We should give more attention to the process whereby the law gets changed and how we have ended up with a sequence of Bills and to the fact that, until this point, the Government have not recognised the need for reform. To that extent, we greatly welcome the Government’s consultation on the issue of pedlary. A law put in place when people did not have easy transport around the country and would wander around with their goods is now undermining the regulation of the street scene. Street traders are very important, but when people come in to localities from different areas, that causes a difficulty.
Oddly enough, in my constituency, we have moved down the route of discouraging cold calling as well, which points to another issue that should, perhaps, be looked at in the consultation. Given that distraction burglaries are a great concern in Birmingham, Yardley, we might need to look at that wider issue as well.
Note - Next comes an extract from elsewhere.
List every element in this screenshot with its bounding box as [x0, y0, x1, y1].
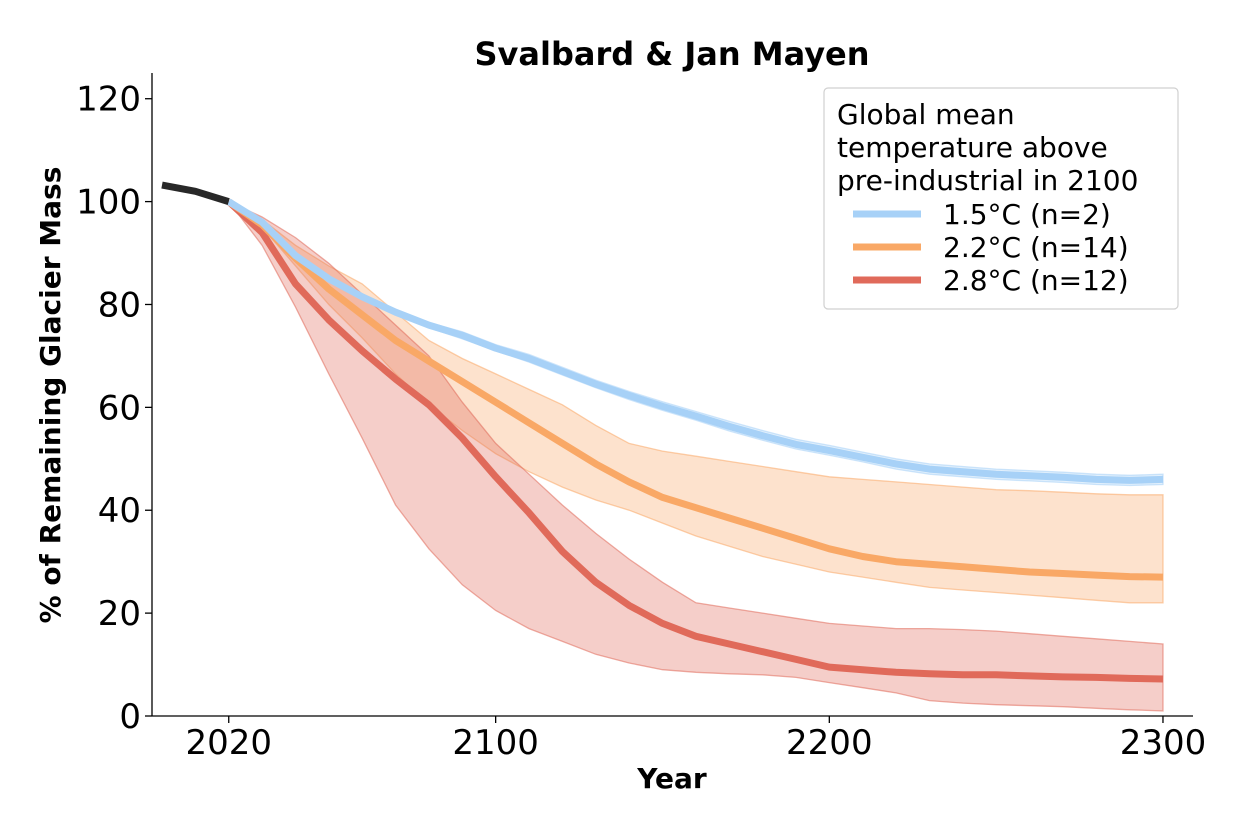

The Reading Bill contains interesting provisions relating to touting. It refers to:
“Any person who, in a place designated under this section, importunes any person by touting for a hotel”.
It would be interesting to know how the courts would interpret that. Selecting the word “importunes” rather than “solicits” implies that somebody is being asked more than once. If we are to develop a framework for dealing with such issues, which we have supported all along, the Government’s consultation should also consider what might need to be done about touting, and whether that should be addressed in relation to soliciting or importuning, which is the term used in the Bill. It might be difficult to secure prosecutions if somebody says, “Well, I only asked them once”, given what, on the strict dictionary definition of the term used, the measure in the Bill means.
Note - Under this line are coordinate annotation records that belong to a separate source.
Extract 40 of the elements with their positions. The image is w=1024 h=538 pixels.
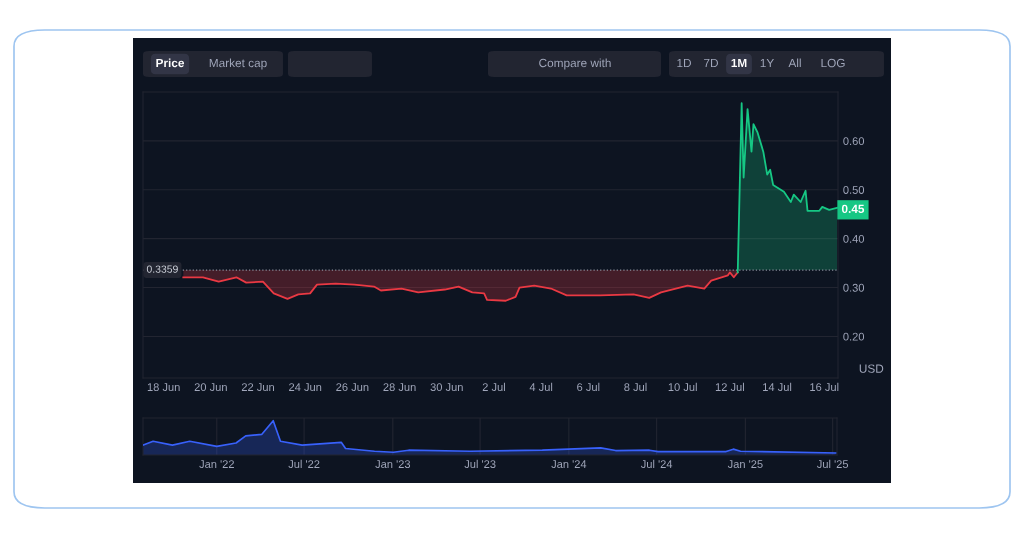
text: 1D: [677, 58, 691, 68]
y-tick-label: 0.50: [843, 186, 865, 194]
x-tick-label: 12 Jul: [715, 382, 744, 392]
x-tick-label: 22 Jun: [241, 383, 274, 392]
x-tick-label: 2 Jul: [482, 382, 505, 392]
text: 1Y: [760, 58, 774, 68]
text: Compare with: [539, 58, 611, 70]
y-tick-label: 0.40: [843, 234, 865, 243]
ref-line-label: 0.3359: [146, 265, 178, 273]
text: 1M: [731, 58, 747, 68]
x-tick-label: 14 Jul: [763, 382, 792, 392]
x-tick-label: 20 Jun: [194, 383, 227, 392]
annotation: 0.45: [841, 204, 865, 213]
x-tick-label: Jul '23: [464, 459, 496, 469]
text: All: [788, 58, 801, 68]
x-tick-label: 8 Jul: [624, 382, 647, 392]
y-tick-label: 0.30: [843, 283, 865, 292]
text: LOG: [821, 58, 845, 68]
x-tick-label: Jul '22: [288, 459, 320, 469]
x-tick-label: Jan '22: [199, 460, 234, 469]
x-tick-label: Jan '24: [551, 460, 587, 469]
y-tick-label: 0.60: [843, 137, 865, 146]
x-tick-label: Jan '25: [727, 460, 763, 469]
x-tick-label: 30 Jun: [430, 383, 463, 392]
x-tick-label: 4 Jul: [529, 382, 553, 392]
y-tick-label: 0.20: [843, 332, 865, 341]
x-tick-label: 26 Jun: [336, 383, 369, 392]
x-tick-label: Jan '23: [375, 460, 411, 469]
y-axis-title: USD: [859, 364, 884, 373]
text: 7D: [704, 58, 718, 68]
x-tick-label: 6 Jul: [577, 382, 600, 392]
text: Market cap: [209, 58, 267, 70]
x-tick-label: 10 Jul: [668, 382, 697, 392]
x-tick-label: 16 Jul: [810, 382, 839, 392]
x-tick-label: 18 Jun: [147, 383, 180, 392]
x-tick-label: 28 Jun: [383, 383, 416, 392]
x-tick-label: Jul '25: [816, 459, 849, 469]
x-tick-label: Jul '24: [640, 459, 673, 469]
text: Price: [156, 58, 185, 68]
x-tick-label: 24 Jun: [289, 383, 322, 392]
I had great encouragement from the hon. Member for Nottingham, East to give a very long speech, but I am not sure that I entirely understood his semaphoring so I shall stick to talking about the basic issues, as I have so far. We support these private Bills, but in future, we will have to look at how legislation can be changed by public demand without that having to be agreed by a Department, because it is clear from the Bills’ progress that the Department for Business, Enterprise and Regulatory Reform is resistant to necessary change. However, that resistance is gradually eroding as it is obvious that so many local authorities have reached the threshold where they are willing to spend more than £100,000—the £100,000 merely relates to the costs paid externally and there are obviously internal costs too.
In the context of reform within this House and how legislation is generated, there must be a better mechanism for reviewing how to alter things, so that changes do not come just through the civil service, but can be developed outside this House and promoted in this House more effectively in mainstream business. That is different from everything coming along with the bus, as it were, with a standard Bill, on whatever it might be, generated out of the civil service. Resistance from within a Department—we are pleased to see it ebbing away on this occasion—causes the difficulty of a sequence of expensive private Bills and potentially a situation where we drive a problem around the country as we deal with it in each place. I must welcome the fact that the Government have recognised that and are moving to consultation. Within that consultation they should also examine the issue of touting, because if Reading feels that it is worth examining, it is important that we deal with the wider point. On that basis, we will be supporting these Bills.
Question put and agreed to.
Bill accordingly read a Second time and committed.
Nottingham City Council Bill (By Order)
Bill read a Second time and committed.
rEADING BOROUGH COUNCIL BILL (BY Order)
Bill read a Second time and committed.